In der Regel ist das Mobilitätsangebot verstärkt auf Personen ausgerichtet, die jung und gesund sind und sich in einer Vollzeitbeschäftigung befinden. Sehr oft entsprechen Männer eher diesem Bild als Frauen. Vielfach werden die speziellen Bedürfnisse nichtbinärer Menschen, mobilitätseingeschränkter Menschen und Menschen mit Versorgungsverpflichtungen dadurch nicht ausreichend berücksichtigt.

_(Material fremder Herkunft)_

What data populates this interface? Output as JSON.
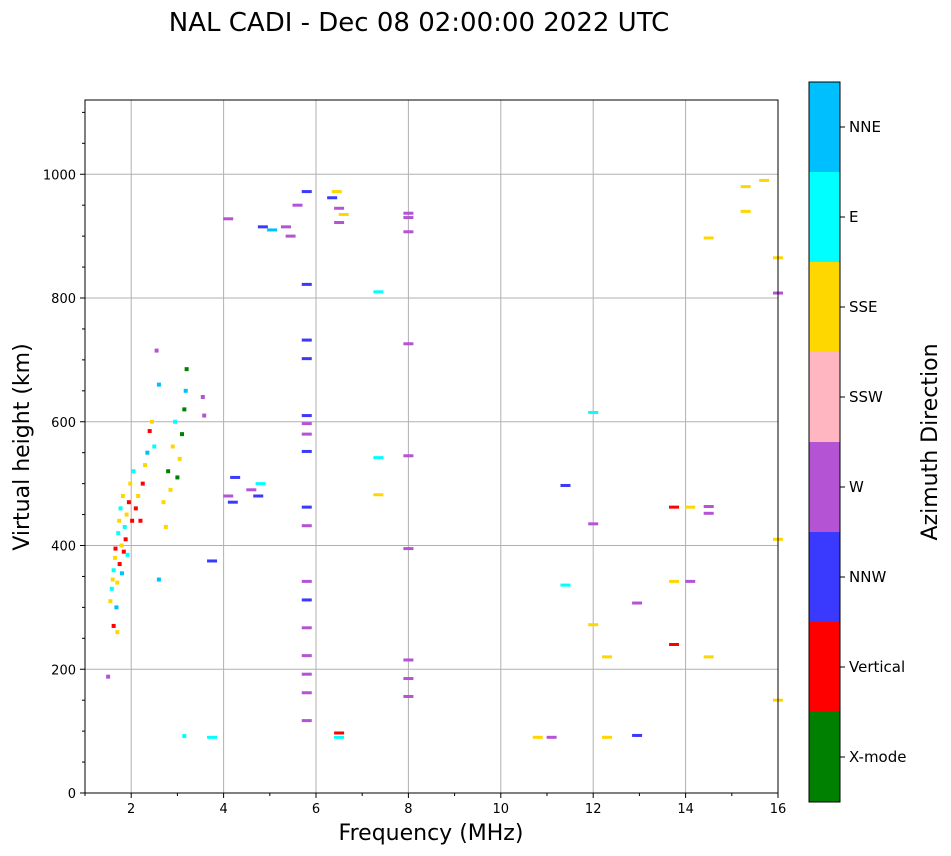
{
  "chart_data": {
    "type": "scatter",
    "title": "NAL CADI - Dec 08 02:00:00 2022 UTC",
    "xlabel": "Frequency (MHz)",
    "ylabel": "Virtual height (km)",
    "xlim": [
      1,
      16
    ],
    "ylim": [
      0,
      1120
    ],
    "xticks": [
      2,
      4,
      6,
      8,
      10,
      12,
      14,
      16
    ],
    "yticks": [
      0,
      200,
      400,
      600,
      800,
      1000
    ],
    "grid": true,
    "colorbar": {
      "title": "Azimuth Direction",
      "categories": [
        {
          "name": "X-mode",
          "color": "#008000"
        },
        {
          "name": "Vertical",
          "color": "#ff0000"
        },
        {
          "name": "NNW",
          "color": "#3a3aff"
        },
        {
          "name": "W",
          "color": "#b454d4"
        },
        {
          "name": "SSW",
          "color": "#ffb6c1"
        },
        {
          "name": "SSE",
          "color": "#ffd700"
        },
        {
          "name": "E",
          "color": "#00ffff"
        },
        {
          "name": "NNE",
          "color": "#00bfff"
        }
      ]
    },
    "points": [
      {
        "f": 1.55,
        "h": 310,
        "c": "SSE"
      },
      {
        "f": 1.58,
        "h": 330,
        "c": "E"
      },
      {
        "f": 1.6,
        "h": 345,
        "c": "SSE"
      },
      {
        "f": 1.62,
        "h": 360,
        "c": "E"
      },
      {
        "f": 1.65,
        "h": 380,
        "c": "SSE"
      },
      {
        "f": 1.66,
        "h": 395,
        "c": "Vertical"
      },
      {
        "f": 1.68,
        "h": 300,
        "c": "NNE"
      },
      {
        "f": 1.7,
        "h": 340,
        "c": "SSE"
      },
      {
        "f": 1.72,
        "h": 420,
        "c": "E"
      },
      {
        "f": 1.74,
        "h": 440,
        "c": "SSE"
      },
      {
        "f": 1.75,
        "h": 370,
        "c": "Vertical"
      },
      {
        "f": 1.77,
        "h": 460,
        "c": "E"
      },
      {
        "f": 1.79,
        "h": 400,
        "c": "SSE"
      },
      {
        "f": 1.8,
        "h": 355,
        "c": "NNE"
      },
      {
        "f": 1.82,
        "h": 480,
        "c": "SSE"
      },
      {
        "f": 1.84,
        "h": 390,
        "c": "Vertical"
      },
      {
        "f": 1.86,
        "h": 430,
        "c": "E"
      },
      {
        "f": 1.88,
        "h": 410,
        "c": "Vertical"
      },
      {
        "f": 1.9,
        "h": 450,
        "c": "SSE"
      },
      {
        "f": 1.92,
        "h": 385,
        "c": "E"
      },
      {
        "f": 1.95,
        "h": 470,
        "c": "Vertical"
      },
      {
        "f": 1.98,
        "h": 500,
        "c": "SSE"
      },
      {
        "f": 2.02,
        "h": 440,
        "c": "Vertical"
      },
      {
        "f": 2.05,
        "h": 520,
        "c": "E"
      },
      {
        "f": 2.1,
        "h": 460,
        "c": "Vertical"
      },
      {
        "f": 2.15,
        "h": 480,
        "c": "SSE"
      },
      {
        "f": 2.2,
        "h": 440,
        "c": "Vertical"
      },
      {
        "f": 2.25,
        "h": 500,
        "c": "Vertical"
      },
      {
        "f": 2.3,
        "h": 530,
        "c": "SSE"
      },
      {
        "f": 2.35,
        "h": 550,
        "c": "NNE"
      },
      {
        "f": 2.4,
        "h": 585,
        "c": "Vertical"
      },
      {
        "f": 2.45,
        "h": 600,
        "c": "SSE"
      },
      {
        "f": 2.5,
        "h": 560,
        "c": "E"
      },
      {
        "f": 2.55,
        "h": 715,
        "c": "W"
      },
      {
        "f": 2.6,
        "h": 660,
        "c": "NNE"
      },
      {
        "f": 2.6,
        "h": 345,
        "c": "NNE"
      },
      {
        "f": 2.7,
        "h": 470,
        "c": "SSE"
      },
      {
        "f": 2.75,
        "h": 430,
        "c": "SSE"
      },
      {
        "f": 2.8,
        "h": 520,
        "c": "X-mode"
      },
      {
        "f": 2.85,
        "h": 490,
        "c": "SSE"
      },
      {
        "f": 2.9,
        "h": 560,
        "c": "SSE"
      },
      {
        "f": 2.95,
        "h": 600,
        "c": "E"
      },
      {
        "f": 3.0,
        "h": 510,
        "c": "X-mode"
      },
      {
        "f": 3.05,
        "h": 540,
        "c": "SSE"
      },
      {
        "f": 3.1,
        "h": 580,
        "c": "X-mode"
      },
      {
        "f": 3.15,
        "h": 620,
        "c": "X-mode"
      },
      {
        "f": 3.18,
        "h": 650,
        "c": "NNE"
      },
      {
        "f": 3.2,
        "h": 685,
        "c": "X-mode"
      },
      {
        "f": 3.15,
        "h": 92,
        "c": "E"
      },
      {
        "f": 3.55,
        "h": 640,
        "c": "W"
      },
      {
        "f": 3.58,
        "h": 610,
        "c": "W"
      },
      {
        "f": 3.75,
        "h": 375,
        "c": "NNW"
      },
      {
        "f": 3.75,
        "h": 90,
        "c": "E"
      },
      {
        "f": 4.1,
        "h": 928,
        "c": "W"
      },
      {
        "f": 4.1,
        "h": 480,
        "c": "W"
      },
      {
        "f": 4.2,
        "h": 470,
        "c": "NNW"
      },
      {
        "f": 4.25,
        "h": 510,
        "c": "NNW"
      },
      {
        "f": 4.6,
        "h": 490,
        "c": "W"
      },
      {
        "f": 4.75,
        "h": 480,
        "c": "NNW"
      },
      {
        "f": 4.8,
        "h": 500,
        "c": "E"
      },
      {
        "f": 4.85,
        "h": 915,
        "c": "NNW"
      },
      {
        "f": 5.05,
        "h": 910,
        "c": "NNE"
      },
      {
        "f": 5.35,
        "h": 915,
        "c": "W"
      },
      {
        "f": 5.45,
        "h": 900,
        "c": "W"
      },
      {
        "f": 5.6,
        "h": 950,
        "c": "W"
      },
      {
        "f": 5.8,
        "h": 972,
        "c": "NNW"
      },
      {
        "f": 5.8,
        "h": 822,
        "c": "NNW"
      },
      {
        "f": 5.8,
        "h": 732,
        "c": "NNW"
      },
      {
        "f": 5.8,
        "h": 702,
        "c": "NNW"
      },
      {
        "f": 5.8,
        "h": 610,
        "c": "NNW"
      },
      {
        "f": 5.8,
        "h": 597,
        "c": "W"
      },
      {
        "f": 5.8,
        "h": 580,
        "c": "W"
      },
      {
        "f": 5.8,
        "h": 552,
        "c": "NNW"
      },
      {
        "f": 5.8,
        "h": 462,
        "c": "NNW"
      },
      {
        "f": 5.8,
        "h": 432,
        "c": "W"
      },
      {
        "f": 5.8,
        "h": 342,
        "c": "W"
      },
      {
        "f": 5.8,
        "h": 312,
        "c": "NNW"
      },
      {
        "f": 5.8,
        "h": 267,
        "c": "W"
      },
      {
        "f": 5.8,
        "h": 222,
        "c": "W"
      },
      {
        "f": 5.8,
        "h": 192,
        "c": "W"
      },
      {
        "f": 5.8,
        "h": 162,
        "c": "W"
      },
      {
        "f": 5.8,
        "h": 117,
        "c": "W"
      },
      {
        "f": 6.35,
        "h": 962,
        "c": "NNW"
      },
      {
        "f": 6.45,
        "h": 972,
        "c": "SSE"
      },
      {
        "f": 6.5,
        "h": 945,
        "c": "W"
      },
      {
        "f": 6.5,
        "h": 922,
        "c": "W"
      },
      {
        "f": 6.6,
        "h": 935,
        "c": "SSE"
      },
      {
        "f": 6.5,
        "h": 97,
        "c": "Vertical"
      },
      {
        "f": 6.5,
        "h": 90,
        "c": "E"
      },
      {
        "f": 7.35,
        "h": 810,
        "c": "E"
      },
      {
        "f": 7.35,
        "h": 542,
        "c": "E"
      },
      {
        "f": 7.35,
        "h": 482,
        "c": "SSE"
      },
      {
        "f": 8.0,
        "h": 937,
        "c": "W"
      },
      {
        "f": 8.0,
        "h": 930,
        "c": "W"
      },
      {
        "f": 8.0,
        "h": 907,
        "c": "W"
      },
      {
        "f": 8.0,
        "h": 726,
        "c": "W"
      },
      {
        "f": 8.0,
        "h": 545,
        "c": "W"
      },
      {
        "f": 8.0,
        "h": 395,
        "c": "W"
      },
      {
        "f": 8.0,
        "h": 215,
        "c": "W"
      },
      {
        "f": 8.0,
        "h": 185,
        "c": "W"
      },
      {
        "f": 8.0,
        "h": 156,
        "c": "W"
      },
      {
        "f": 10.8,
        "h": 90,
        "c": "SSE"
      },
      {
        "f": 11.1,
        "h": 90,
        "c": "W"
      },
      {
        "f": 11.4,
        "h": 497,
        "c": "NNW"
      },
      {
        "f": 11.4,
        "h": 336,
        "c": "E"
      },
      {
        "f": 12.0,
        "h": 615,
        "c": "E"
      },
      {
        "f": 12.0,
        "h": 435,
        "c": "W"
      },
      {
        "f": 12.0,
        "h": 272,
        "c": "SSE"
      },
      {
        "f": 12.3,
        "h": 220,
        "c": "SSE"
      },
      {
        "f": 12.3,
        "h": 90,
        "c": "SSE"
      },
      {
        "f": 12.95,
        "h": 307,
        "c": "W"
      },
      {
        "f": 12.95,
        "h": 93,
        "c": "NNW"
      },
      {
        "f": 13.75,
        "h": 462,
        "c": "Vertical"
      },
      {
        "f": 13.75,
        "h": 342,
        "c": "SSE"
      },
      {
        "f": 13.75,
        "h": 240,
        "c": "Vertical"
      },
      {
        "f": 14.1,
        "h": 462,
        "c": "SSE"
      },
      {
        "f": 14.1,
        "h": 342,
        "c": "W"
      },
      {
        "f": 14.5,
        "h": 463,
        "c": "W"
      },
      {
        "f": 14.5,
        "h": 452,
        "c": "W"
      },
      {
        "f": 14.5,
        "h": 897,
        "c": "SSE"
      },
      {
        "f": 14.5,
        "h": 220,
        "c": "SSE"
      },
      {
        "f": 15.3,
        "h": 980,
        "c": "SSE"
      },
      {
        "f": 15.3,
        "h": 940,
        "c": "SSE"
      },
      {
        "f": 15.7,
        "h": 990,
        "c": "SSE"
      },
      {
        "f": 16.0,
        "h": 865,
        "c": "SSE"
      },
      {
        "f": 16.0,
        "h": 808,
        "c": "W"
      },
      {
        "f": 16.0,
        "h": 410,
        "c": "SSE"
      },
      {
        "f": 16.0,
        "h": 150,
        "c": "SSE"
      },
      {
        "f": 1.5,
        "h": 188,
        "c": "W"
      },
      {
        "f": 1.7,
        "h": 260,
        "c": "SSE"
      },
      {
        "f": 1.62,
        "h": 270,
        "c": "Vertical"
      }
    ]
  }
}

Care-Arbeit als Herausforderung für Mobilität
Frauen übernehmen nach wie vor den größten Teil der Care-Arbeit, also Aufgaben im Zusammenhang mit der Kinderbetreuung, Haushaltsführung und Versorgung von Familienangehörigen. Damit einher gehen zahlreiche organisatorische Herausforderungen, wenn es um Fragen der Mobilität geht. Zwar sind Wege, die Frauen im Alltag zurücklegen, kürzer, allerdings muss eine größere Anzahl an Strecken miteinander verbunden werden. Neben der Fahrt zum Arbeitsplatz kommen Wege zum Kindergarten, Supermarkt, zur Apotheke oder zu diversen Freizeiteinrichtungen hinzu. Dies erfordert ein hohes Maß an Planung, vor allem in Begleitung von Kindern, älteren und oder mobilitätseingeschränkten Menschen und für den Transport von Lasten.

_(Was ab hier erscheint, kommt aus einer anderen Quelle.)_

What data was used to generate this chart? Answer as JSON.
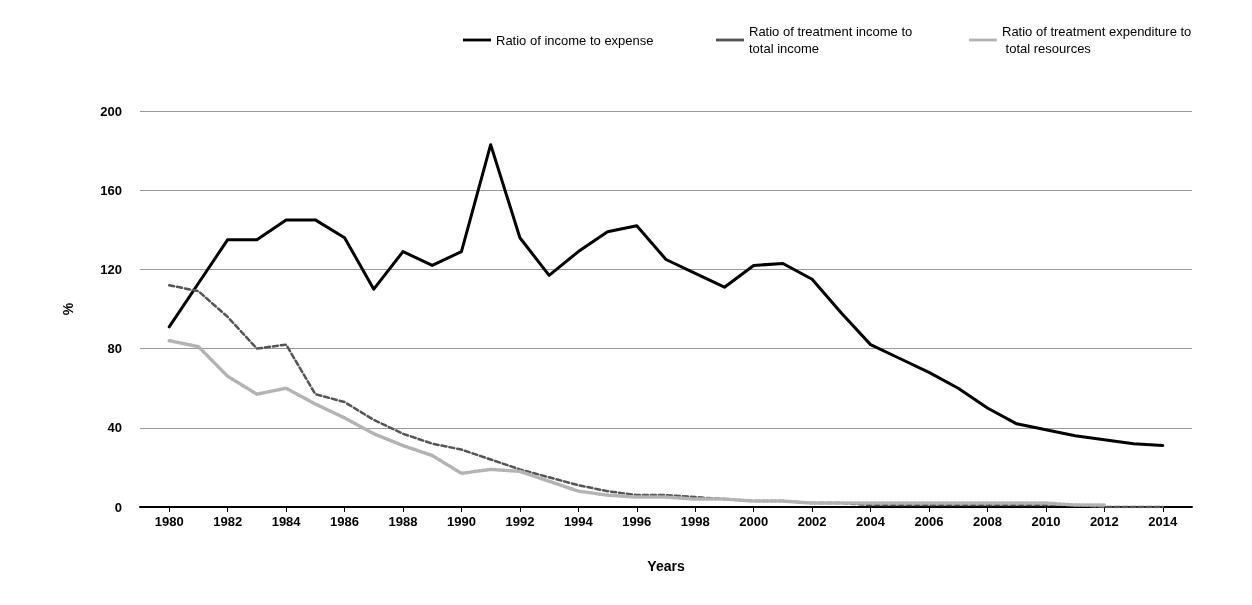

Bei der Nutzung öffentlicher Verkehrsmittel sind es oft Barrieren beim Einstieg in Bim, Bus oder Bahn oder nicht funktionierende Aufzüge zum Bahnsteig, die die Freiheit der Reisenden enorm einschränken kann. Vor allem dann, wenn mehr Platz für Kinderwägen, Rollstühle oder schlichtweg Einkäufe benötigt wird.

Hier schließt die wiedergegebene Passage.